Raised as a Methodist in an Air Force family, Weathers attended many churches and served as an altar boy. However, over the years, his busy schedule kept him from being a regular church goer.

And his message is not about attending church or having a formalized religion. He has been asked, he said, if he prayed during his near-death ordeal.

"I didn't go down on one knee, I didn't say, ÔDear Heavenly Father,' and I didn't give a text and follow with an Amen," he said.

"But I'd have to say to the extent that you have in your heart a love for your family and others to guide you that that is a prayer," Weathers said. "You certainly don't have to stand there and say that for that message to be true."

Despite not offering a formal prayer himself, Weathers later learned that "there were a great many people who were kind enough to take part of their lives and pray for me on that mountain. I think maybe that made a big difference for me."

Weathers said his experience didn't revolutionize his spiritual awareness other than to make him more open to that part of his existence.

Something Weathers said he learned from the experience is "there is a real power in prayer both for those who give it and certainly for those who receive it."

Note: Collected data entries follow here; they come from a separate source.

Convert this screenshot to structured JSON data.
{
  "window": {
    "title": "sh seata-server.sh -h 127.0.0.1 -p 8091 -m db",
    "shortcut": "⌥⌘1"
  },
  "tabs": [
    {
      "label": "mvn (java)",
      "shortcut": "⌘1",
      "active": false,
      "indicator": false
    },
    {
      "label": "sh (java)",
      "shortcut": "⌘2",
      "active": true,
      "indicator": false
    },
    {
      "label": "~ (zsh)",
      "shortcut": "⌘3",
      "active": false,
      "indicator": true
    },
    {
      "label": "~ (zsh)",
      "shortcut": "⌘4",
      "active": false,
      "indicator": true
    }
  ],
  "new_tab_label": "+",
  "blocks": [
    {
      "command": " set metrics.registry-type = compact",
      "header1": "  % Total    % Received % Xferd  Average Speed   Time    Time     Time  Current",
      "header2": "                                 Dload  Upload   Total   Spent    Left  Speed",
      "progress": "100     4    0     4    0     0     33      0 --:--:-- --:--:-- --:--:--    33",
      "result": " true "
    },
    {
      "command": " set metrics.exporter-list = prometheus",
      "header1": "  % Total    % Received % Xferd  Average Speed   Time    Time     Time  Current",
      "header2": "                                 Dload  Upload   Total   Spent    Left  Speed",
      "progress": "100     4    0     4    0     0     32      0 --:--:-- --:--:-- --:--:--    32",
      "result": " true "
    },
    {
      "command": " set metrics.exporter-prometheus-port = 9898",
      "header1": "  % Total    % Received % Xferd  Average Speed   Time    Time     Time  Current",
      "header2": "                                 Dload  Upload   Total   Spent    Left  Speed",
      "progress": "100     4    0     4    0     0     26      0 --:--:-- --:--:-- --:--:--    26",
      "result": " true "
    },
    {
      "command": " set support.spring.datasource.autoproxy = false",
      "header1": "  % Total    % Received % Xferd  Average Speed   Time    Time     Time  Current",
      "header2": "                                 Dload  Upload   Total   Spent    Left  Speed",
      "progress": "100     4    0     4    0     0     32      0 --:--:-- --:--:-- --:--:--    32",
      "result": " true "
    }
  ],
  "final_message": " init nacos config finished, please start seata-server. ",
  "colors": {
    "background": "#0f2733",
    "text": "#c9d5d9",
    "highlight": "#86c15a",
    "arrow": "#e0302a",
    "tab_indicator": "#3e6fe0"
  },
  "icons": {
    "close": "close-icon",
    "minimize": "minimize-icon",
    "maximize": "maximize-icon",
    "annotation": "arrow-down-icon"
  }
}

As so often happens, Weathers' plans for his life changed dramatically in that mountain top experience. He had put his spiritual life on hold until he got older and had more time.

"My getting older occurred pretty quickly," he said. "I've had a chance to have to confront that a few decades perhaps before my neat, planned existence would have had scheduled."

He hopes the young people he addresses hear that message and take it to heart.